Differences in fT3 concentration, after a 24-hour storage period, in RST tube is difficult to comment because we could not find other studies that were assessing fT3 stability in serum samples. Also, there is no consistency in fT3 stability at the two observed time points, because calculated imprecision after 7 days was found to be lower than the calculated imprecision after a 24-hour period. Besides, the desirable imprecision value, namely 3.0%, was calculated from the EFLM Biological Variation Database, while the desirable imprecision for FT3 in the Westgard’s database is found to be 4.0%.
It should be noted that our research has some limitations. Insufficient sample size for TnI due to the large proportion of patients with values below the LoD is one of the main shortcomings of our study. Additional limitation is the sample stability measurement at only two time-points. If we had comprised more time points in our study, we would be able to estimate time-dependent analyte stability more accurately.
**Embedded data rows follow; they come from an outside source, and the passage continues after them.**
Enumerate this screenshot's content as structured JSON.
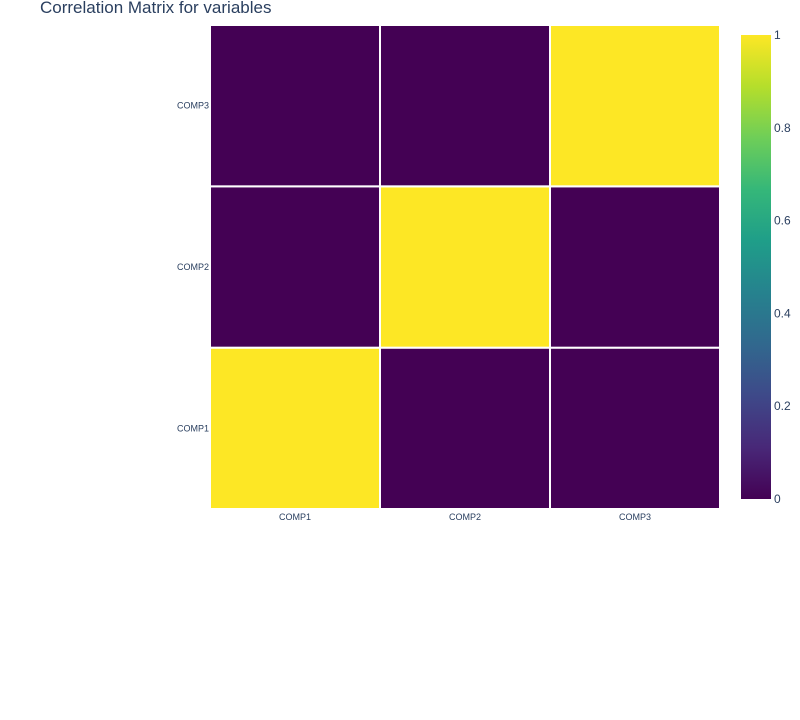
{
  "chart_data": {
    "type": "heatmap",
    "title": "Correlation Matrix for variables",
    "x_categories": [
      "COMP1",
      "COMP2",
      "COMP3"
    ],
    "y_categories": [
      "COMP1",
      "COMP2",
      "COMP3"
    ],
    "z": [
      [
        1,
        0,
        0
      ],
      [
        0,
        1,
        0
      ],
      [
        0,
        0,
        1
      ]
    ],
    "zmin": 0,
    "zmax": 1,
    "colorscale": "Viridis",
    "colorscale_stops": [
      "#440154",
      "#482878",
      "#3e4989",
      "#31688e",
      "#26828e",
      "#1f9e89",
      "#35b779",
      "#6ece58",
      "#b5de2b",
      "#fde725"
    ],
    "colorbar_ticks": [
      "0",
      "0.2",
      "0.4",
      "0.6",
      "0.8",
      "1"
    ],
    "colorbar_tick_values": [
      0,
      0.2,
      0.4,
      0.6,
      0.8,
      1
    ],
    "grid": false,
    "legend": "colorbar-right"
  }
}
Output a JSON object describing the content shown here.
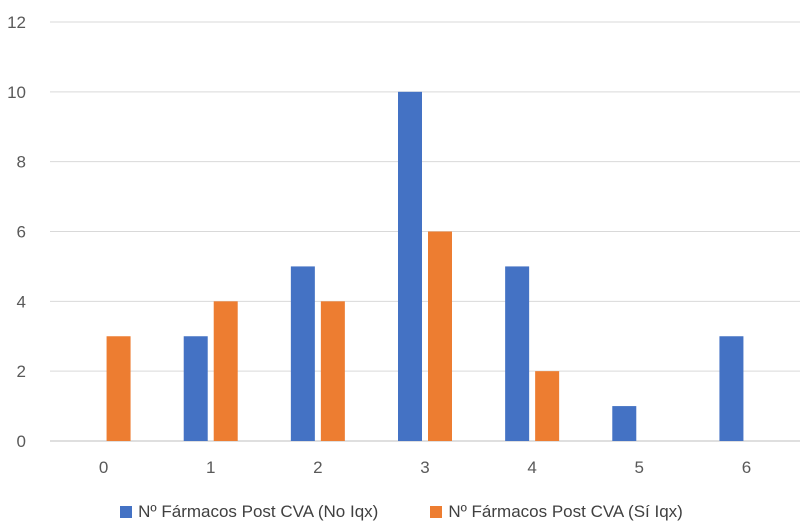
{
  "chart_data": {
    "type": "bar",
    "title": "",
    "xlabel": "",
    "ylabel": "",
    "categories": [
      "0",
      "1",
      "2",
      "3",
      "4",
      "5",
      "6"
    ],
    "series": [
      {
        "name": "Nº Fármacos Post  CVA (No Iqx)",
        "color": "#4472C4",
        "values": [
          0,
          3,
          5,
          10,
          5,
          1,
          3
        ]
      },
      {
        "name": "Nº Fármacos Post  CVA (Sí Iqx)",
        "color": "#ED7D31",
        "values": [
          3,
          4,
          4,
          6,
          2,
          0,
          0
        ]
      }
    ],
    "ylim": [
      0,
      12
    ],
    "yticks": [
      0,
      2,
      4,
      6,
      8,
      10,
      12
    ],
    "grid": true,
    "legend_position": "bottom"
  }
}
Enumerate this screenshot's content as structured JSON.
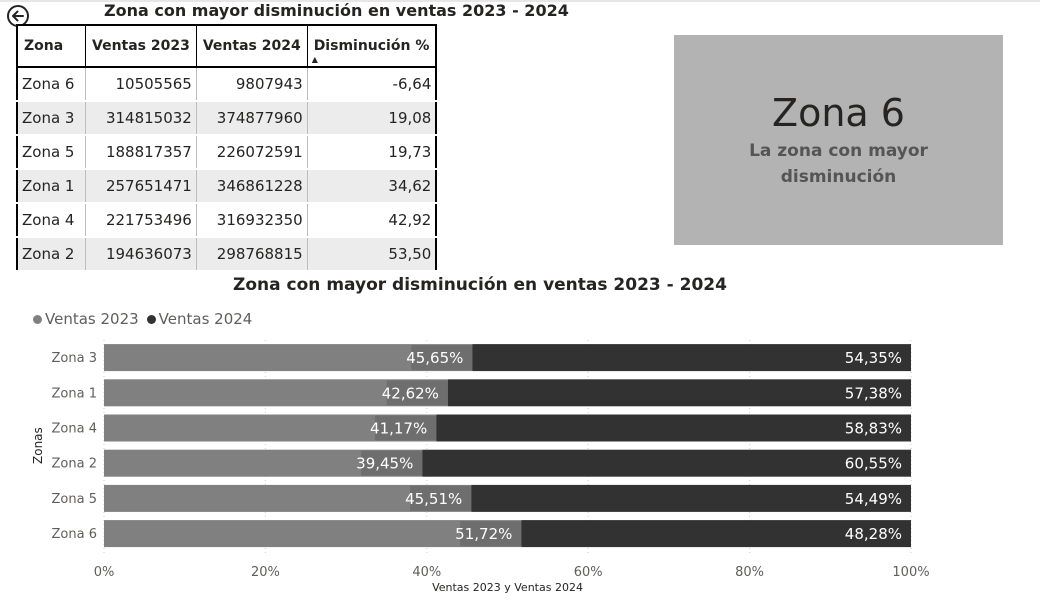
{
  "back_button": {
    "icon": "arrow-left-icon"
  },
  "table": {
    "title": "Zona con mayor disminución en ventas 2023 - 2024",
    "headers": [
      "Zona",
      "Ventas 2023",
      "Ventas 2024",
      "Disminución %"
    ],
    "sort_indicator": "▲",
    "rows": [
      [
        "Zona 6",
        "10505565",
        "9807943",
        "-6,64"
      ],
      [
        "Zona 3",
        "314815032",
        "374877960",
        "19,08"
      ],
      [
        "Zona 5",
        "188817357",
        "226072591",
        "19,73"
      ],
      [
        "Zona 1",
        "257651471",
        "346861228",
        "34,62"
      ],
      [
        "Zona 4",
        "221753496",
        "316932350",
        "42,92"
      ],
      [
        "Zona 2",
        "194636073",
        "298768815",
        "53,50"
      ]
    ]
  },
  "card": {
    "value": "Zona 6",
    "label": "La zona con mayor disminución"
  },
  "chart_data": {
    "type": "bar",
    "orientation": "horizontal",
    "stacked": "100%",
    "title": "Zona con mayor disminución en ventas 2023 - 2024",
    "xlabel": "Ventas 2023 y Ventas 2024",
    "ylabel": "Zonas",
    "categories": [
      "Zona 3",
      "Zona 1",
      "Zona 4",
      "Zona 2",
      "Zona 5",
      "Zona 6"
    ],
    "series": [
      {
        "name": "Ventas 2023",
        "color": "#808080",
        "values": [
          45.65,
          42.62,
          41.17,
          39.45,
          45.51,
          51.72
        ],
        "labels": [
          "45,65%",
          "42,62%",
          "41,17%",
          "39,45%",
          "45,51%",
          "51,72%"
        ]
      },
      {
        "name": "Ventas 2024",
        "color": "#323232",
        "values": [
          54.35,
          57.38,
          58.83,
          60.55,
          54.49,
          48.28
        ],
        "labels": [
          "54,35%",
          "57,38%",
          "58,83%",
          "60,55%",
          "54,49%",
          "48,28%"
        ]
      }
    ],
    "xlim": [
      0,
      100
    ],
    "xticks": [
      0,
      20,
      40,
      60,
      80,
      100
    ],
    "xtick_labels": [
      "0%",
      "20%",
      "40%",
      "60%",
      "80%",
      "100%"
    ],
    "grid": true,
    "legend_position": "top-left",
    "label_bg_color": "#6e6e6e"
  }
}
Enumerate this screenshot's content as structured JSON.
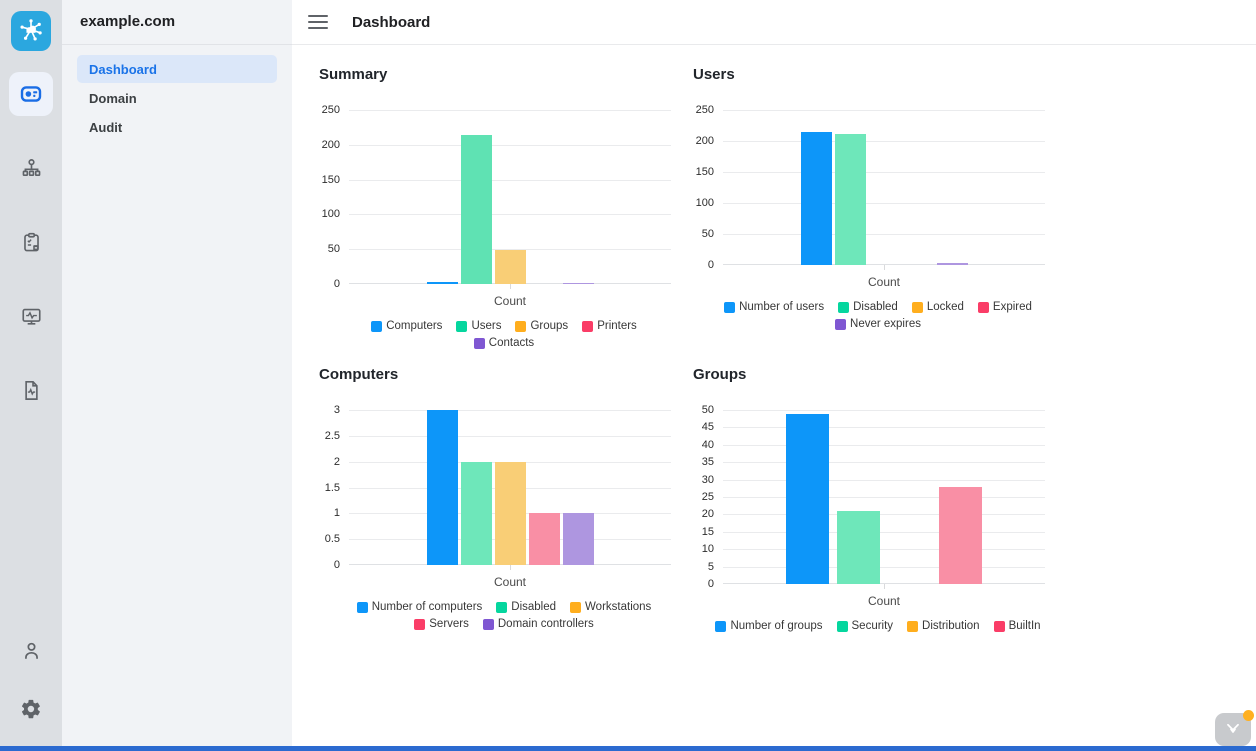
{
  "rail": {
    "logo_icon": "hub-network-icon",
    "items": [
      {
        "icon": "dashboard-widgets-icon",
        "active": true
      },
      {
        "icon": "sitemap-icon",
        "active": false
      },
      {
        "icon": "audit-clipboard-icon",
        "active": false
      },
      {
        "icon": "monitor-activity-icon",
        "active": false
      },
      {
        "icon": "file-activity-icon",
        "active": false
      }
    ],
    "bottom_items": [
      {
        "icon": "user-icon"
      },
      {
        "icon": "settings-gear-icon"
      }
    ]
  },
  "sidebar": {
    "domain": "example.com",
    "items": [
      {
        "label": "Dashboard",
        "active": true
      },
      {
        "label": "Domain",
        "active": false
      },
      {
        "label": "Audit",
        "active": false
      }
    ]
  },
  "header": {
    "title": "Dashboard",
    "menu_icon": "hamburger-icon"
  },
  "colors": {
    "accent_blue": "#1A73E8",
    "logo_blue": "#2BA7DF",
    "rail_bg": "#DCDFE3",
    "sidebar_bg": "#F1F3F6",
    "active_item_bg": "#DBE7F9",
    "bottom_bar_blue": "#2B6AD0",
    "notification_dot_orange": "#FFB020",
    "series_blue": "#0D96F9",
    "series_green": "#05D69E",
    "series_amber": "#FFAE1E",
    "series_pink": "#FA3D67",
    "series_purple": "#7F57D2"
  },
  "widget": {
    "icon": "feedback-widget-icon",
    "has_notification_dot": true
  },
  "chart_data": [
    {
      "type": "bar",
      "title": "Summary",
      "xlabel": "Count",
      "categories": [
        "Count"
      ],
      "ylim": [
        0,
        250
      ],
      "yticks": [
        0,
        50,
        100,
        150,
        200,
        250
      ],
      "grid": true,
      "legend_position": "bottom",
      "legend_rows": 1,
      "series": [
        {
          "name": "Computers",
          "value": 3,
          "legend_color": "#0D96F9",
          "bar_color": "#0D96F9"
        },
        {
          "name": "Users",
          "value": 214,
          "legend_color": "#05D69E",
          "bar_color": "#5FE2B3"
        },
        {
          "name": "Groups",
          "value": 49,
          "legend_color": "#FFAE1E",
          "bar_color": "#F9CE76"
        },
        {
          "name": "Printers",
          "value": 0,
          "legend_color": "#FA3D67",
          "bar_color": "#F98FA5"
        },
        {
          "name": "Contacts",
          "value": 2,
          "legend_color": "#7F57D2",
          "bar_color": "#AE96E0"
        }
      ]
    },
    {
      "type": "bar",
      "title": "Users",
      "xlabel": "Count",
      "categories": [
        "Count"
      ],
      "ylim": [
        0,
        250
      ],
      "yticks": [
        0,
        50,
        100,
        150,
        200,
        250
      ],
      "grid": true,
      "legend_position": "bottom",
      "legend_rows": 2,
      "series": [
        {
          "name": "Number of users",
          "value": 214,
          "legend_color": "#0D96F9",
          "bar_color": "#0D96F9"
        },
        {
          "name": "Disabled",
          "value": 211,
          "legend_color": "#05D69E",
          "bar_color": "#6EE7BA"
        },
        {
          "name": "Locked",
          "value": 0,
          "legend_color": "#FFAE1E",
          "bar_color": "#F9CE76"
        },
        {
          "name": "Expired",
          "value": 0,
          "legend_color": "#FA3D67",
          "bar_color": "#F98FA5"
        },
        {
          "name": "Never expires",
          "value": 3,
          "legend_color": "#7F57D2",
          "bar_color": "#AE96E0"
        }
      ]
    },
    {
      "type": "bar",
      "title": "Computers",
      "xlabel": "Count",
      "categories": [
        "Count"
      ],
      "ylim": [
        0,
        3
      ],
      "yticks": [
        0,
        0.5,
        1,
        1.5,
        2,
        2.5,
        3
      ],
      "grid": true,
      "legend_position": "bottom",
      "legend_rows": 2,
      "series": [
        {
          "name": "Number of computers",
          "value": 3,
          "legend_color": "#0D96F9",
          "bar_color": "#0D96F9"
        },
        {
          "name": "Disabled",
          "value": 2,
          "legend_color": "#05D69E",
          "bar_color": "#6EE7BA"
        },
        {
          "name": "Workstations",
          "value": 2,
          "legend_color": "#FFAE1E",
          "bar_color": "#F9CE76"
        },
        {
          "name": "Servers",
          "value": 1,
          "legend_color": "#FA3D67",
          "bar_color": "#F98FA5"
        },
        {
          "name": "Domain controllers",
          "value": 1,
          "legend_color": "#7F57D2",
          "bar_color": "#AE96E0"
        }
      ]
    },
    {
      "type": "bar",
      "title": "Groups",
      "xlabel": "Count",
      "categories": [
        "Count"
      ],
      "ylim": [
        0,
        50
      ],
      "yticks": [
        0,
        5,
        10,
        15,
        20,
        25,
        30,
        35,
        40,
        45,
        50
      ],
      "grid": true,
      "legend_position": "bottom",
      "legend_rows": 1,
      "series": [
        {
          "name": "Number of groups",
          "value": 49,
          "legend_color": "#0D96F9",
          "bar_color": "#0D96F9"
        },
        {
          "name": "Security",
          "value": 21,
          "legend_color": "#05D69E",
          "bar_color": "#6EE7BA"
        },
        {
          "name": "Distribution",
          "value": 0,
          "legend_color": "#FFAE1E",
          "bar_color": "#F9CE76"
        },
        {
          "name": "BuiltIn",
          "value": 28,
          "legend_color": "#FA3D67",
          "bar_color": "#F98FA5"
        }
      ]
    }
  ]
}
It should also be emphasized that the initial tubes draw volumes were not the same (5 mL for RST and 4.5 mL for Barricor). Also, we are aware that BD RST can be centrifuged at 4000xg for 3 minutes, same as BD Barricor (8). Although it would be better to make a comparison under the same centrifugation conditions, we opted for the centrifugation conditions of BD RST tubes according to our previous routine protocols. Still, since the minimum recommended clotting time for BD RST is 5 minutes, BD Barricor can contribute to improving laboratory performance by 5 minutes considering it can be centrifuged immediately.
In conclusion, BD Barricor tubes showed comparable results for almost all analytes, when compared to BD RST tubes, with the exception of K and total protein. Hence reference intervals for K and total protein should be adapted according to the sample type. All other analytes can be measured interchangeably, applying the same reference intervals. For most of the examined analytes, sample re-analysis can be performed in both tubes after 24 hours. If necessary, re-analysis can be performed in BD Barricor tubes after 7 days for most of the analytes, although BD RST tubes show better 7-day analytes stability over BD Barricor tubes. An advantage of BD Barricor tubes over BD RST tubes is an improved laboratory workflow due to the possibility of immediate centrifugation.